De hecho, Bécquer, en los dos últimos versos, alude a esta cuestión de forma muy sintética. No solo hoy suspiramos por el ayer, sino que mañana suspiraremos por el hoy. No hay forma más sencilla (y poética) de expresar la melancolía por el paso del tiempo. Esta resolución de la pieza concentra toda la habilidad lírica de Bécquer. Solo un gran poeta puede ocultar en versos aparentemente tan sencillos, un mensaje de tanto calado. Y no se necesita ser romántico para emocionarse y sentir empatía por ese sentimiento.

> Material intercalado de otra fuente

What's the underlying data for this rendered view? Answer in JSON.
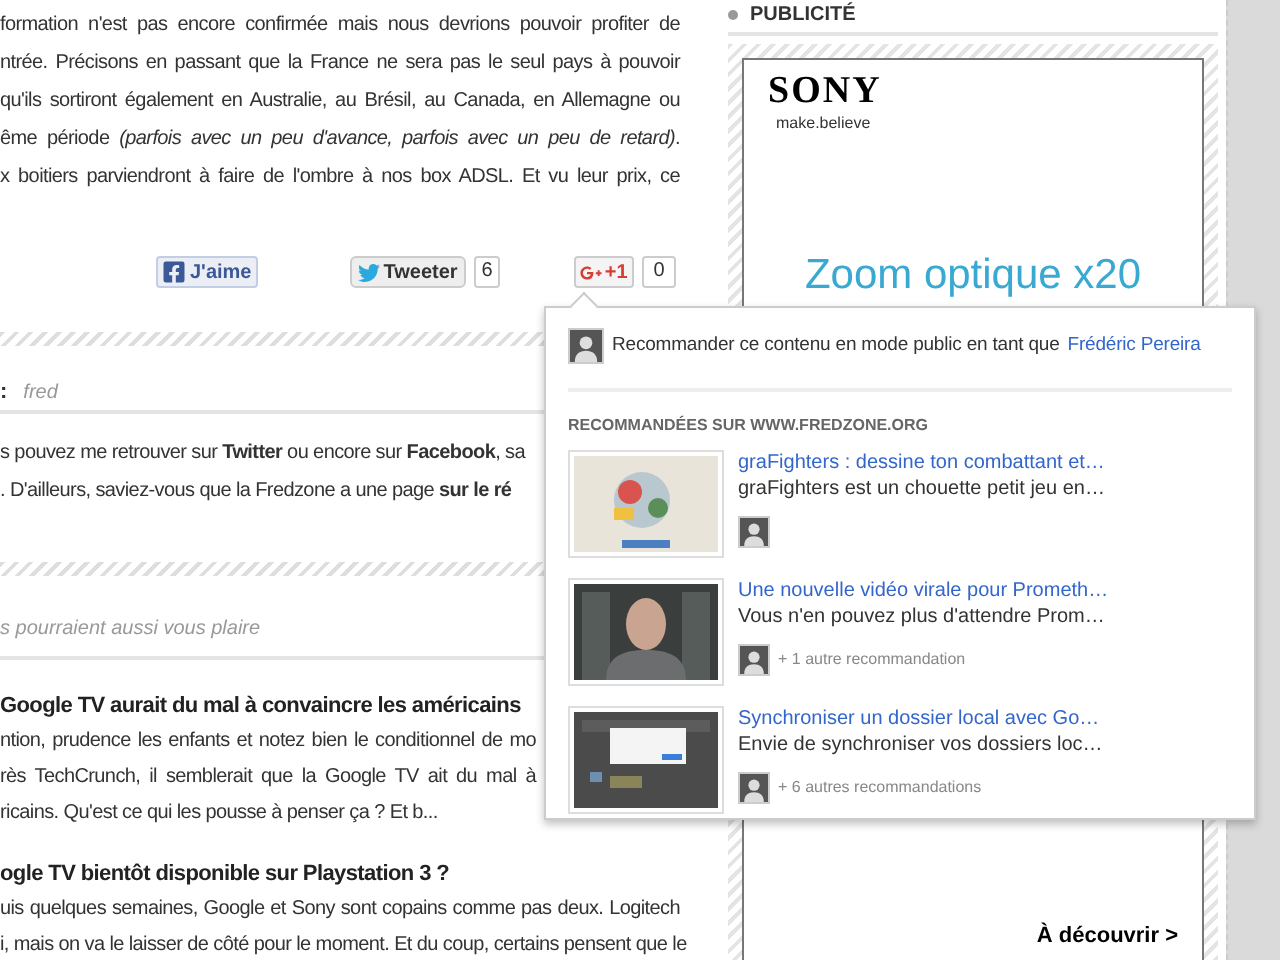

Por otro lado, esta Rima ofrece una estructura externa un tanto diferente a otras piezas becquerianas. El autor sevillano opta por la rima consonante en los versos pares, con dos estrofas en las que combina heptasílabos y endecasílabos. Esta consonancia otorga al poema una sonoridad más fuerte de lo que es habitual en Bécquer.

Un suspiro por el pasado. Un suspiro por el presente. Y casi, un suspiro por el futuro. El alma humana siempre suspirando por el tiempo que no puede detener. No hay beso que dure para siempre, ni amor que no se extinga. Bécquer lo sabía muy bien y lo deja expuesto en esta pequeña, pero elocuente pieza.